Tuesday, September 28, 2010

We should all pray for higher rates!



Frequent contributor to this blog, Matt Franko, posted a brilliant observation in the comment section of the prior post.

He points out that the public's holdings of Treasuries exceed $10 trillion, which is more than total loans and leases outstanding. If the Fed were to raise interest rates it would constitute a HUGE fiscal transfer via the interest/income channel. This means that, while most of the "know-nothings" (including many Fed board members) are talking about the need to raise rates now to stave off an incipient inflation, doing so would result in just the opposite. Higher rates would give a huge income boost to the public via higher interest payments, without a concomittant increase in production. That would absolutely drive inflation higher. The Fed is unwittingly keeping inflation down by keeping rates at or near zero, yet their own members and much of the financial community and the public don't even realize this.

Kudos to Matt for pointing this out. Trust me folks, you won't find this stuff anywhere else!!


16 comments:

Tom Hickey said...

Warren Mosler observes that low interest rates are deflationary, and high interest rates are inflationary, for the reason that Matt cites. Interest payment add to somebody's income. A lot of government bonds are held by pension funds, for instance. This is becoming a political issue in the UK at the moment.

Bank of England Tells Old People to Eat Their Seed Corn, Um, Principal

Matt Franko said...

Mike/Tom,

WM has put out a campaign release this AM that identifies the dust up between the Obama admin with China on trade and their currency peg as potentially inflationary here in the US.

I think that (import channel) is where we could get some stagflation going and then what would the Fed do? Perhaps then start to tighten a la 1981...thinking they were helping but then just fueling the fire...

Im very concerned about bonds in this regard. Even though the DDC has nothing good to say about bonds here also, a broken clock can be correct 2 times a day.

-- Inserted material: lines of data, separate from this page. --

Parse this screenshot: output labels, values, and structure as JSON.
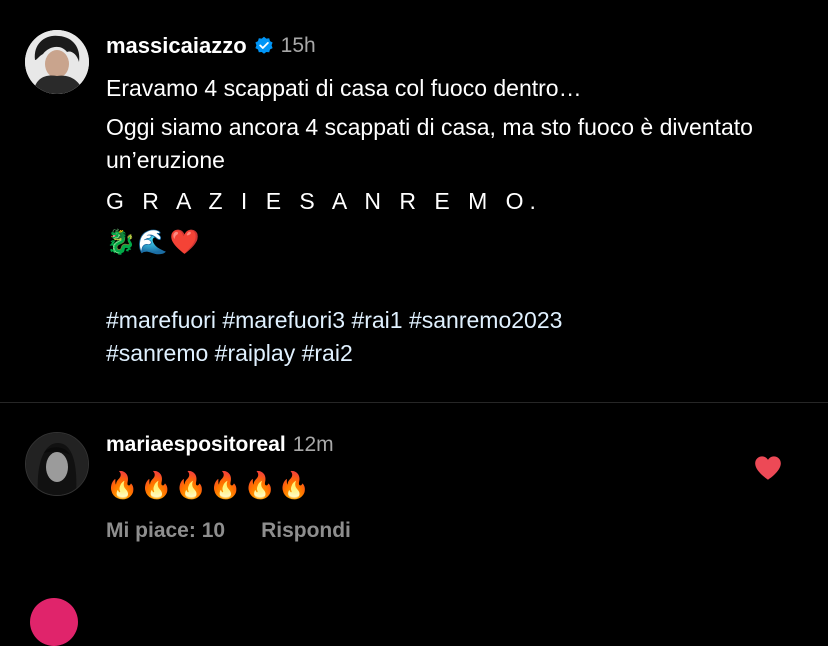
{
  "post": {
    "username": "massicaiazzo",
    "time": "15h",
    "caption": {
      "line1": "Eravamo 4 scappati di casa col fuoco dentro…",
      "line2": "Oggi siamo ancora 4 scappati di casa, ma sto fuoco è diventato un’eruzione",
      "line3": "G R A Z I E  S A N R E M O.",
      "emoji": "🐉🌊❤️",
      "hashtags_line1": "#marefuori #marefuori3 #rai1 #sanremo2023",
      "hashtags_line2": "#sanremo  #raiplay #rai2"
    }
  },
  "comment": {
    "username": "mariaespositoreal",
    "time": "12m",
    "text": "🔥🔥🔥🔥🔥🔥",
    "likes_label": "Mi piace: 10",
    "reply_label": "Rispondi"
  },
  "colors": {
    "background": "#000000",
    "verified": "#0095f6",
    "like_heart": "#ed4956",
    "secondary_text": "#a8a8a8"
  },
  "icons": {
    "verified": "verified-badge-icon",
    "like": "heart-filled-icon"
  }
}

But I also feel that this type of scenario if it were to develop it would not be soon... I dont think the Fed would move to tighten with 9.5% unemployment until the PPI/CPI started to show substantial price instability..

PS Tom that is an inhumane policy that BOE is advocating...this does not look good. (btw we rented the Robin Hood movie w Russell Crowe the other night and the King was actually taxing away the seed from the country Lords! Robin Hood had to steal it back...) I think instead they should look at something like an expanded US savings bonds program for savers that they could just get from the Treasury directly and would pay a decent rate, I think youve commented elsewhere to this effect and I agree with you here...the Fed/Congress is soooo out of touch.

Resp,

Eric Z said...

No can do; it might hurt the banks.

Tom Hickey said...

Matt, what the administration wants to do is devalue the $ to raise the price of imports in order to reduce demand for them here and to lower the price of exports in order to increase demand for them abroad. This, in essence, is their jobs program.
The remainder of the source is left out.